De Minister van Defensie is voornemens, mede namens de Staatssecretaris van Infrastructuur en Milieu, voor de militaire luchthaven Gilze-Rijen een luchthavenbesluit vast te laten stellen. Het luchthavenbesluit legt het gebruik van de luchthaven door militaire en burgervliegtuigen en de invloed hiervan op de omgeving vast.

In het luchthavenbesluit worden het terrein van de luchthaven (het luchthavengebied) en het gebied buiten de luchthaven waar beperkingen gelden voor de omgeving (het beperkingengebied) vastgelegd. Het beperkingengebied is opgebouwd uit de geluidszone als weergave van de geluidsbelasting van het gezamenlijke luchtverkeer (waarbinnen regels gelden voor de bouw van woningen en andere geluidsgevoelige gebouwen), de obstakelbeheergebieden (waar maximaal toelaatbare hoogtes gelden voor objecten) en het vogelbeheersgebied (waarbinnen regels gelden voor een bestemming die of een gebruik dat vogels aantrekt). Ook legt het luchthavenbesluit de openstellingstijden en een maximum aantal recreatieve vliegbewegingen per jaar vast.

Als voorbereiding op het luchthavenbesluit wordt een Milieueffectrapport (MER) opgesteld. Daarvoor moet eerst worden vastgesteld welke onderwerpen er in aan bod komen. Hiervoor is op 3 juni 2016 een “Concept Notitie Reikwijdte en detailniveau Milieueffectrapport luchthaven Gilze-Rijen” (CNR&D) gepubliceerd en ter inzage gelegd. De CNR&D is ook voor advies voorgelegd aan de Commissie voor de milieueffectrapportage.

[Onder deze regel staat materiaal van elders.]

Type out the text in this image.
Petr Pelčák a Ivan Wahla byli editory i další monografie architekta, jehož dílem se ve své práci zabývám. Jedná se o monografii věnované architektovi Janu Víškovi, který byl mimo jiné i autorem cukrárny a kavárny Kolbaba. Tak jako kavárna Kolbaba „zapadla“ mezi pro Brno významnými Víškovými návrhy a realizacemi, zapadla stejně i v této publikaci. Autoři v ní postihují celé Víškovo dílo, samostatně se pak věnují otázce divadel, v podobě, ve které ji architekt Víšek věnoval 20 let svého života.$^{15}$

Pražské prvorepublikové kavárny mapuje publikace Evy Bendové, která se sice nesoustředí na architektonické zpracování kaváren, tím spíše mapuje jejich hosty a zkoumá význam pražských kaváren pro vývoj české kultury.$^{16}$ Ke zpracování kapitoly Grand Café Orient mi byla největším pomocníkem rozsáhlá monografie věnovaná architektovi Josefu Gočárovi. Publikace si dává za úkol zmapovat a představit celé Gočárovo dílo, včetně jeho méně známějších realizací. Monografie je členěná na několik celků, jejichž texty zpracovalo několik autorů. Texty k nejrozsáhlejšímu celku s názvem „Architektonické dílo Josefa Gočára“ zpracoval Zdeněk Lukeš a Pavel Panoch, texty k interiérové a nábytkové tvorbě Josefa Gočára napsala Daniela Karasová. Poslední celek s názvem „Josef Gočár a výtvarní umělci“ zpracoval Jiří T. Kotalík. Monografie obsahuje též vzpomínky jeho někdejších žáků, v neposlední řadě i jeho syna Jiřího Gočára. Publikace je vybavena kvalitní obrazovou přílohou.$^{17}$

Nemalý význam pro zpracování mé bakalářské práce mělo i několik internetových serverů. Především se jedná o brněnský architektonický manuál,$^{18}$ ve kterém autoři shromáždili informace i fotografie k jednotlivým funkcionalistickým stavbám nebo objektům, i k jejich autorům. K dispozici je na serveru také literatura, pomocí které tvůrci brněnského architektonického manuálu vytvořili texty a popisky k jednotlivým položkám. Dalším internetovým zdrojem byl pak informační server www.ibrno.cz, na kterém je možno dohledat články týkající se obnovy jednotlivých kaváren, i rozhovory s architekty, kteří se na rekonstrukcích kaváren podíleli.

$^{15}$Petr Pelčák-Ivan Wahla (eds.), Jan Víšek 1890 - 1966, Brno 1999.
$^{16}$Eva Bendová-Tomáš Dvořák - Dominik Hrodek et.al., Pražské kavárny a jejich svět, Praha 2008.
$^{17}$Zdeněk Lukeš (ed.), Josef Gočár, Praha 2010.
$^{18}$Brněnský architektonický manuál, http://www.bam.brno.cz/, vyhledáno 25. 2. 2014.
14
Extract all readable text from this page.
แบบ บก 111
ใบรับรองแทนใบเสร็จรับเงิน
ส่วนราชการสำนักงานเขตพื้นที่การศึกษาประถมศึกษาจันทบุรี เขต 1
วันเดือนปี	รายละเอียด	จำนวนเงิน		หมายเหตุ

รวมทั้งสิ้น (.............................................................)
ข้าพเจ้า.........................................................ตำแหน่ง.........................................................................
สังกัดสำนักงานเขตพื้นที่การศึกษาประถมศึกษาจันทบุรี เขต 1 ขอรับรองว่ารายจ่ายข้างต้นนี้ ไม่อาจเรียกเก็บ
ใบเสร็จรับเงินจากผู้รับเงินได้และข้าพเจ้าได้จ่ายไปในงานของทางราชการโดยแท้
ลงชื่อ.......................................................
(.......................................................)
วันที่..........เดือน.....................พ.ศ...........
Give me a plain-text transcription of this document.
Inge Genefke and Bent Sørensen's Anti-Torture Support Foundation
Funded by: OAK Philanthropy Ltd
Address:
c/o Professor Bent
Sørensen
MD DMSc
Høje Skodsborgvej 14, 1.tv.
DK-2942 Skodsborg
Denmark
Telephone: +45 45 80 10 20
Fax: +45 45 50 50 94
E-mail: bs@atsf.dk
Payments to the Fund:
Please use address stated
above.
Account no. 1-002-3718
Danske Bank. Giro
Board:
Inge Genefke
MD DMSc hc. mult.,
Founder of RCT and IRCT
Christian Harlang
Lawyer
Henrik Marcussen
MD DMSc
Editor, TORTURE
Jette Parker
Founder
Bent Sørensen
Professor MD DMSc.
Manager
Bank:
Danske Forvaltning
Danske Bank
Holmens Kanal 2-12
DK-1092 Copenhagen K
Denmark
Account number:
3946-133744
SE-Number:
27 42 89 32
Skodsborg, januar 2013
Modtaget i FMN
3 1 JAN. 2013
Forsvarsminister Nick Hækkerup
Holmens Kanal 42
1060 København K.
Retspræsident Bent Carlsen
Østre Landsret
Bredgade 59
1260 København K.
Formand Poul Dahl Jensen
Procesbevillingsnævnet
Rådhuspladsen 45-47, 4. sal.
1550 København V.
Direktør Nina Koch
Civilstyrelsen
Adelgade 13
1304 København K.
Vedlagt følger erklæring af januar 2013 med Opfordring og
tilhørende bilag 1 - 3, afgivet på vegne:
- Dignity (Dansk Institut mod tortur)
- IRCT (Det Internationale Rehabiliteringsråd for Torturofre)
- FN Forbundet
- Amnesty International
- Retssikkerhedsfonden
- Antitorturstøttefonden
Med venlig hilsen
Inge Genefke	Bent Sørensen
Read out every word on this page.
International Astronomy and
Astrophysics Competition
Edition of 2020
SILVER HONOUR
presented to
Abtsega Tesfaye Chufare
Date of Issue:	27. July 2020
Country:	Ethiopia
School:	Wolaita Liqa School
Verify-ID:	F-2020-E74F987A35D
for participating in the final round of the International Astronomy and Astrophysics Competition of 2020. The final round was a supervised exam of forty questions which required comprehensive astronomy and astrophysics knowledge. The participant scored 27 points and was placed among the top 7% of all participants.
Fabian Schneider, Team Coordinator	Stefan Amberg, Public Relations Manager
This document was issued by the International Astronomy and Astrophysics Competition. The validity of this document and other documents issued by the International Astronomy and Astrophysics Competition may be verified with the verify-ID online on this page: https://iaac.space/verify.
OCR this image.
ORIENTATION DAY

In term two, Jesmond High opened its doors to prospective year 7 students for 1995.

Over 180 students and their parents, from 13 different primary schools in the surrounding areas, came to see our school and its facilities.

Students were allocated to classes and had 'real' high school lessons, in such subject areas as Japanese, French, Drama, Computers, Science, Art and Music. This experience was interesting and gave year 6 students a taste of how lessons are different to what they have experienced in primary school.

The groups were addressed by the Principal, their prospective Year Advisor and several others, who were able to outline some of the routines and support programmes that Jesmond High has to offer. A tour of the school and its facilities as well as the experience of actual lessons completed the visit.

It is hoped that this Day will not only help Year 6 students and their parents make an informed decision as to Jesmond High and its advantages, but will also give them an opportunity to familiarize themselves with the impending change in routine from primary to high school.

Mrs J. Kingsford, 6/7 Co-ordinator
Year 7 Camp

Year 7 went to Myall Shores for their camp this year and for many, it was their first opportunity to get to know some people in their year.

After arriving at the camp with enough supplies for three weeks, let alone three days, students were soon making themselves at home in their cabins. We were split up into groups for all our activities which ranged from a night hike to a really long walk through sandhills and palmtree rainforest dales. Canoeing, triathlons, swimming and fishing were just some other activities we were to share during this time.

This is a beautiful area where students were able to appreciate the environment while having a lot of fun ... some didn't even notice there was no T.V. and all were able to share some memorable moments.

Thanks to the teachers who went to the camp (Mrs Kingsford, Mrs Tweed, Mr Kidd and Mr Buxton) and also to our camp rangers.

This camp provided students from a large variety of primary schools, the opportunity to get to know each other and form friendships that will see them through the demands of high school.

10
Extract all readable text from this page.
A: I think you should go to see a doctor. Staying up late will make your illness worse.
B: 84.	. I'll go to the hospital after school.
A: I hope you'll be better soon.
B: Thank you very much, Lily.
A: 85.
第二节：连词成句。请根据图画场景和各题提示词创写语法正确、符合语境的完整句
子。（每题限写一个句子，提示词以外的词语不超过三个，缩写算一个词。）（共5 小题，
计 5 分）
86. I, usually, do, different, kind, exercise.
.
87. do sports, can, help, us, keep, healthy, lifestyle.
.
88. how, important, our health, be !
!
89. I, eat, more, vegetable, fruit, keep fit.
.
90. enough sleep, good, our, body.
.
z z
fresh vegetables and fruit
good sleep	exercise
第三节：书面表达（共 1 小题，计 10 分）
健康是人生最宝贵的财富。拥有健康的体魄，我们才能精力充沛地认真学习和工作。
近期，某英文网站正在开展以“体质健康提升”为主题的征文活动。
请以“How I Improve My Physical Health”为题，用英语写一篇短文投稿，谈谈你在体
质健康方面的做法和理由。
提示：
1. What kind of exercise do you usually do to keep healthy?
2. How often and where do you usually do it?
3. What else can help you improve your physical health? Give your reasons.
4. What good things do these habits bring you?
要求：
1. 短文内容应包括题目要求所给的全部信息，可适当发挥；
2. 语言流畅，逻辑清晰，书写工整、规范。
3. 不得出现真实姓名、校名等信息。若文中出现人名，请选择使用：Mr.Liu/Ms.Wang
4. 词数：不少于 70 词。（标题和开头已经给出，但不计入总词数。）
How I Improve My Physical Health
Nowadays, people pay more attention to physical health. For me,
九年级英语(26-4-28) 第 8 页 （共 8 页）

Het Ministerie van Defensie en het Ministerie van Infrastructuur en Milieu hebben een reactie opgesteld op de ingediende zienswijzen en op het advies van de Commissie voor de m.e.r. Op grond van deze reactie is vervolgens een definitieve “Notitie Reikwijdte en detailniveau” opgesteld, waarin wordt gemarkeerd welke passages op grond van de zienswijzen en het advies van de Commissie voor de m.e.r. zijn aangepast. De reactie en de NR&D, beide gedateerd 15 december 2016, zijn toegestuurd aan de indieners van zienswijzen en aan de Commissie voor de m.e.r.